Foreclosure is a process that allows a lender to recover the amount owed on a defaulted loan by selling or taking ownership (reposession) of the property securing the loan.  The foreclosure process begins when a borrower/owner defaults on loan payments (usually mortgage payments) and the lender files a public default notice, called a Notice of Default or Lis Pendens.  The foreclosure process can end one of four ways:

  1. The borrower/owner reinstates the loan by paying off the default amount during a grace period determined by state law.  This grace period is also known as pre-foreclosure.

  2. The borrower/owner sells the property to a third party during the pre-foreclosure period.  The sale allows the borrower/owner to pay off the loan and avoid having a foreclosure on his or her credit history.

  3. A third party buys the property at a public auction at the end of the pre-foreclosure period.

  4. The lender takes ownership of the property, usually with the intent to re-sell it on the open market.  The lender can take ownership either through an agreement with the borrower/owner during pre-foreclosure, via a short sale foreclosure or by buying back the property at the public auction.  Properties reposessed by the lender are also known as bank-owned or REO properties (Real Estate Owned by the lender).
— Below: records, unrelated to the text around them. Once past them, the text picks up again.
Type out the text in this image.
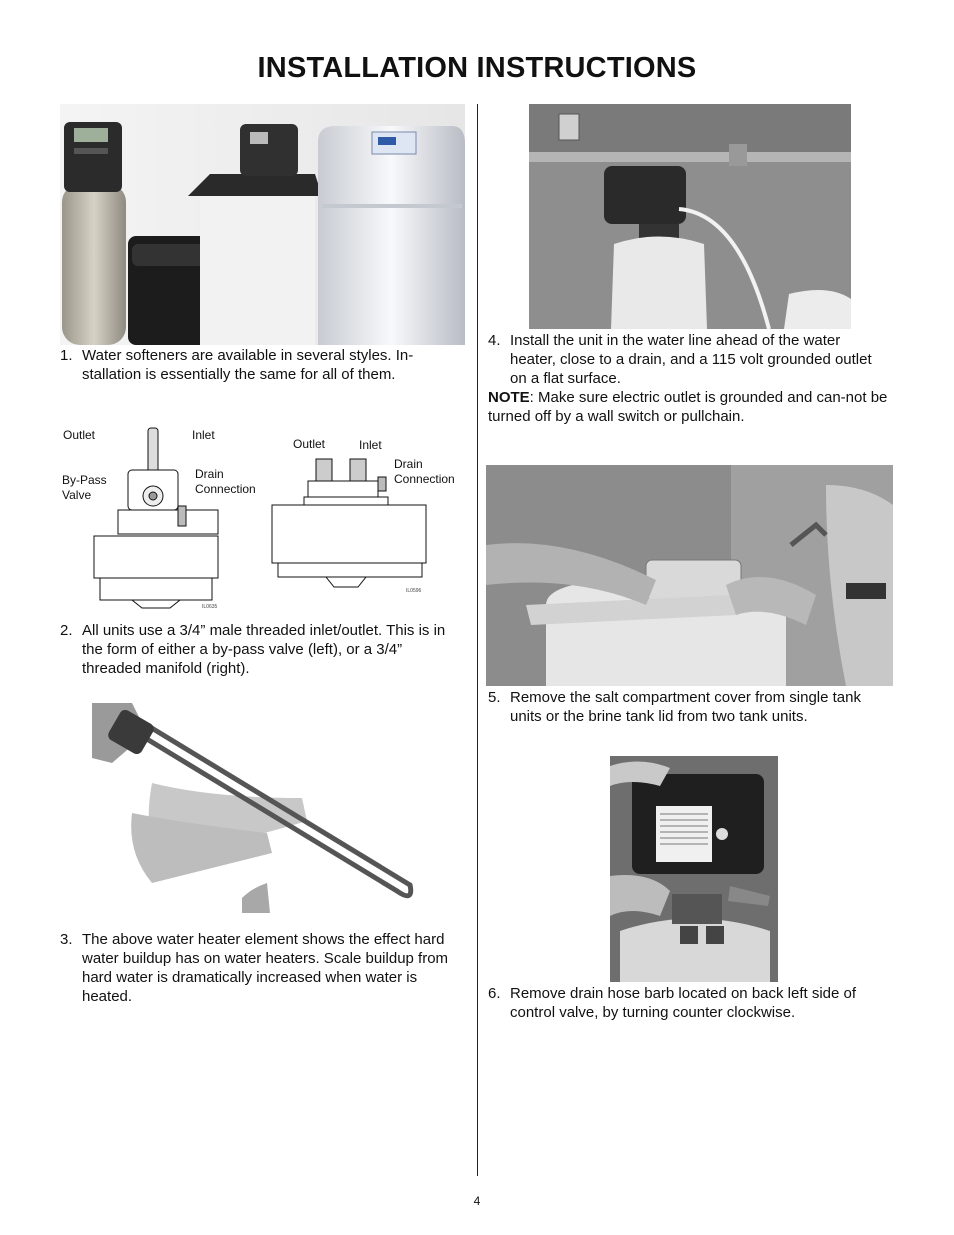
INSTALLATION INSTRUCTIONS
1. Water softeners are available in several styles. In-stallation is essentially the same for all of them.
Outlet	Inlet
By-Pass
Valve
Drain
Connection
IL0635
Outlet	Inlet
Drain
Connection
IL0596
2. All units use a 3/4” male threaded inlet/outlet. This is in the form of either a by-pass valve (left), or a 3/4” threaded manifold (right).
3. The above water heater element shows the effect hard water buildup has on water heaters. Scale buildup from hard water is dramatically increased when water is heated.
4. Install the unit in the water line ahead of the water heater, close to a drain, and a 115 volt grounded outlet on a flat surface.
NOTE: Make sure electric outlet is grounded and can-not be turned off by a wall switch or pullchain.
5. Remove the salt compartment cover from single tank units or the brine tank lid from two tank units.
6. Remove drain hose barb located on back left side of control valve, by turning counter clockwise.
4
The advantage of buying a foreclosure is fairly obvious - the opportunity to obtain a property for a lesser sale price.  Foreclosed properties are often neglected or even damaged intentionally by the owners when the owners cannot recover the loan value by selling on the open market.  This disadvantaged state presents a potentially substantial value to open-minded or budget conscious buyers.  Furthermore, banks are not in the business of holding onto real estate.  Their goal is to liquidate.  Being on the buying end of this scenario can be financially favorable.
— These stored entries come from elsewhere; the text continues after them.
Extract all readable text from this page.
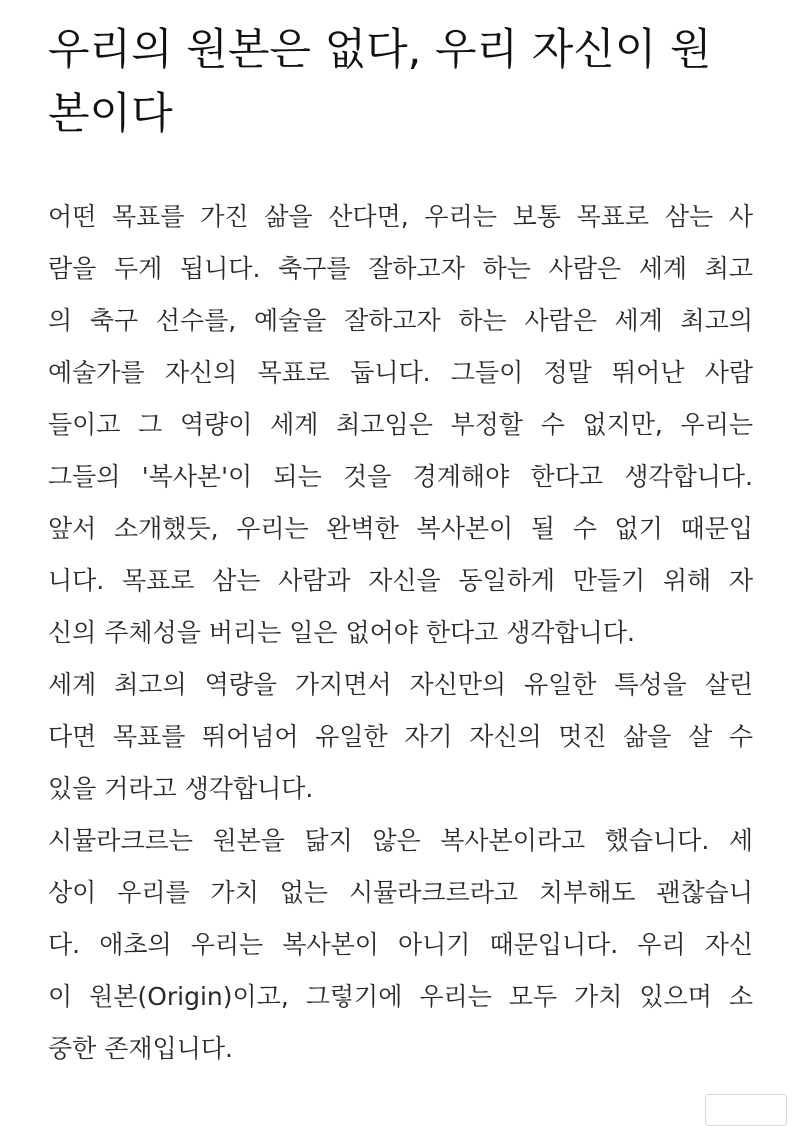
우리의 원본은 없다, 우리 자신이 원
본이다
어떤 목표를 가진 삶을 산다면, 우리는 보통 목표로 삼는 사
람을 두게 됩니다. 축구를 잘하고자 하는 사람은 세계 최고
의 축구 선수를, 예술을 잘하고자 하는 사람은 세계 최고의
예술가를 자신의 목표로 둡니다. 그들이 정말 뛰어난 사람
들이고 그 역량이 세계 최고임은 부정할 수 없지만, 우리는
그들의 '복사본'이 되는 것을 경계해야 한다고 생각합니다.
앞서 소개했듯, 우리는 완벽한 복사본이 될 수 없기 때문입
니다. 목표로 삼는 사람과 자신을 동일하게 만들기 위해 자
신의 주체성을 버리는 일은 없어야 한다고 생각합니다.
세계 최고의 역량을 가지면서 자신만의 유일한 특성을 살린
다면 목표를 뛰어넘어 유일한 자기 자신의 멋진 삶을 살 수
있을 거라고 생각합니다.
시뮬라크르는 원본을 닮지 않은 복사본이라고 했습니다. 세
상이 우리를 가치 없는 시뮬라크르라고 치부해도 괜찮습니
다. 애초의 우리는 복사본이 아니기 때문입니다. 우리 자신
이 원본(Origin)이고, 그렇기에 우리는 모두 가치 있으며 소
중한 존재입니다.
There are, however, pitfalls and nuances of buying foreclosures that require considerable experience to navigate successfully.  A Realtor who is a foreclosure specialist is an absolutely key ingredient to a successful foreclosure purchase.  He or she will be able to advise you on the amount of time the process will take, as it does take longer than a normal buying transaction.  The Realtor will also be able to tell you what inspections are or are not allowed and when they must be obtained.  He or she will also help you mitigate unnecessary expenses, give you important selection considerations, and ensure you are prepared at each step that is unique to a foreclosure transaction.